Although it was the first time she had played that particular work, Cho played every note perfectly. One after another, Cho recalled, the professors gave her more books to play, and their moods changed right before her eyes.
“Suddenly they went from ‘We’ll call you in two weeks’ to ‘You have to come to our school,’” she said.
After the audition, Cho said, she walked outside to where her father was parked.
“When I got inside the car, he told me my grandmother had a vision of me in a cap and gown holding a diploma,” she said. “I told my father how it went, then we got out of the car and prayed on the steps of the school.”
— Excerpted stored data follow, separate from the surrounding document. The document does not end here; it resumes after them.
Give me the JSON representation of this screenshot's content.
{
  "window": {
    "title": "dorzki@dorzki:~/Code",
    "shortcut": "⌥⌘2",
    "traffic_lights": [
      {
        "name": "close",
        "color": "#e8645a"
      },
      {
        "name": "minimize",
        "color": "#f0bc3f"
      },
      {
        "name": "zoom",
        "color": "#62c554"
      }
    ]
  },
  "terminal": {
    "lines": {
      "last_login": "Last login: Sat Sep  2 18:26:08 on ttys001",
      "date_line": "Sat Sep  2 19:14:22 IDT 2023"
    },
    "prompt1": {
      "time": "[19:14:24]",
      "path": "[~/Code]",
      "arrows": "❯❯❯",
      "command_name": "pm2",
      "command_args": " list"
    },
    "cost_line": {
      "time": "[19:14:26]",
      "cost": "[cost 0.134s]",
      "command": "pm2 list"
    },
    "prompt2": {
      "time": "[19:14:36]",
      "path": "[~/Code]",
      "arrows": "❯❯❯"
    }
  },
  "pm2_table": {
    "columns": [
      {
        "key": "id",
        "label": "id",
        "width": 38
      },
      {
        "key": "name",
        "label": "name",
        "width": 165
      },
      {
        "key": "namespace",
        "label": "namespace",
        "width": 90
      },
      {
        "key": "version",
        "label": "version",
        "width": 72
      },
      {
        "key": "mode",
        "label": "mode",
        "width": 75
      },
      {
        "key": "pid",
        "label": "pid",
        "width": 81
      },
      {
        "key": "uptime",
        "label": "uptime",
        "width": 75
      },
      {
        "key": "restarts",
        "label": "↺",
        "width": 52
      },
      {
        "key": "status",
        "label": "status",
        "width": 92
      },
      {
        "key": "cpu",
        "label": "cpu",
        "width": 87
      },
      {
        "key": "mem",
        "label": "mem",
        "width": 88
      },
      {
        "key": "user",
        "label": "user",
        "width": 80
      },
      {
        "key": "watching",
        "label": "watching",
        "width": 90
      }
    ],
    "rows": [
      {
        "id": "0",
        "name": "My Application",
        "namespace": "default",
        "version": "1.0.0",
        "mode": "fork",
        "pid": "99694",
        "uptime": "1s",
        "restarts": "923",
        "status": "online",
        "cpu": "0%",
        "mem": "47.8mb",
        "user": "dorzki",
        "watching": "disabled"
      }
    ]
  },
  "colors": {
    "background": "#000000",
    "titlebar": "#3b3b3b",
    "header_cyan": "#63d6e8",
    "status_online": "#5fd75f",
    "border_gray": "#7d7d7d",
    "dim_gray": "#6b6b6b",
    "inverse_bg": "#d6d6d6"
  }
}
Cho later graduated from Pepperdine with a bachelor’s degree in music. She has played at Carnegie Hall, and she performed in front of thousands of people around the world during her time at Pepperdine. She even earned a job as the youngest music director ever at the university.
But despite her successful career in music, Cho said, she joined the Army because she wanted to give something back to the United States.
“The United States, through the help of its military, built schools and hospitals in South Korea,” she said. “That is why Korea has been able to grow so much more as a nation.”
Cho spends much of her off-duty time here practicing with her church choir and performing for religious services on the base.
“Music is a powerful thing. It can make you happy, and even cry,” she said. “I’ve been so blessed in my life, and it feels great to be a blessing for others through my music.”
Cho said she plans to go to Officer Candidate School and play for the Army Band as she continues her military career.